In 1981, King Constantine returned to Greece with his family for a few hours to attend the funeral of his mother, Queen Frederica, at the family estate in Tatoi. She had died suddenly of a heart attack in Madrid. A security ring was placed around Tatoi to prevent people from coming to the funeral. Nevertheless, thousands of people managed to assemble at the Paleocastro pinewoods to greet the family and pay their last respects.
King Constantine returned to Greece again, on a private two-week visit in 1993, with his family. They were touched by the spontaneous outpouring of affection they received from enthusiastic crowds wherever they went. He found it a very emotional experience. The Government had 'covered' the boat in which he was travelling around the coast, with torpedo boats and aeroplanes.
In 1994, the Greek Government passed a law which expropriated his property and revoked his citizenship. The Royal Family was eventually vindicated as regards to the confiscation of their property by the European Court of Human Rights, in December 2000. The court case persisted for another two years, as the Greek government refused to return the property and opted for compensation. King Constantine used his share of the compensation to establish the Anna-Maria Foundation, aiming to support communities in Greece, which have suffered from natural disasters (the Greek government drew the sum of the compensation from the allocation for natural disasters).
The latter part of the '94 law, -regarding the Royal Family's nationality-, has not been dealt with in court, as the former King does not accept being told he is not Greek. The Royal Family hopes that the issue will soon be resolved.
As soon as the court case concluded, King Constantine and his family returned to Greece and are currently seeking for a permanent residence in their homeland. The former King spends much of his time keeping in close touch with the Greek people. He receives over 140,000 letters a year.
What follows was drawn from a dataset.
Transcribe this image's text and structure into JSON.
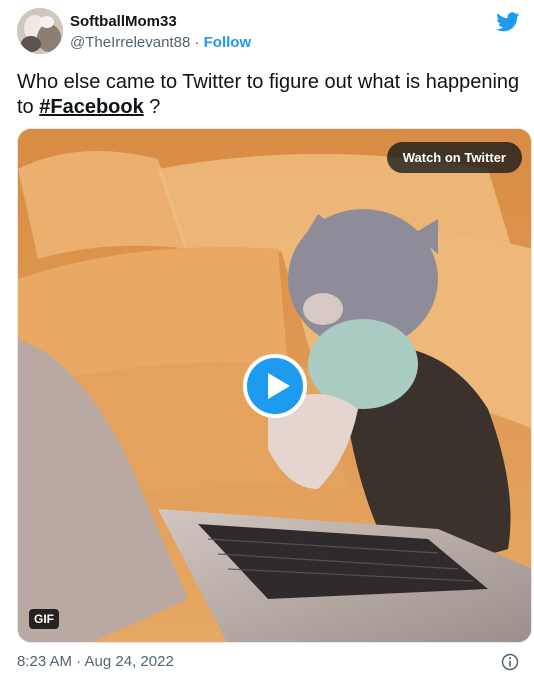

He is Patron and Chairman of Round Square - a global organization of schools affiliated to the educational principles of Kurt Hahn. The association consists of 53 schools, all of which work to achieve a greater international understanding between young people across continents.
He has Prince Andrew, Sonya Gandhi, Nelson Mandela and Kevan Gosper as patrons of this organisation. He meets regularly with the Patrons and the Heads of all the schools. The aim is to ensure that young people grow up with knowledge and understanding of what others (with different perspectives and experience) think.
King Constantine still sails whenever his busy schedule permits. He is President of Honour of the International Sailing Federation - a position he shares with HM King Harald of Norway. He is an Honorary Member of the International Olympic Committee.
King Constantine is a devout member of the Orthodox Church, enjoys classical music (opera and ballet), spending time with his grandchildren and re-visiting favourite places in Greece with his family.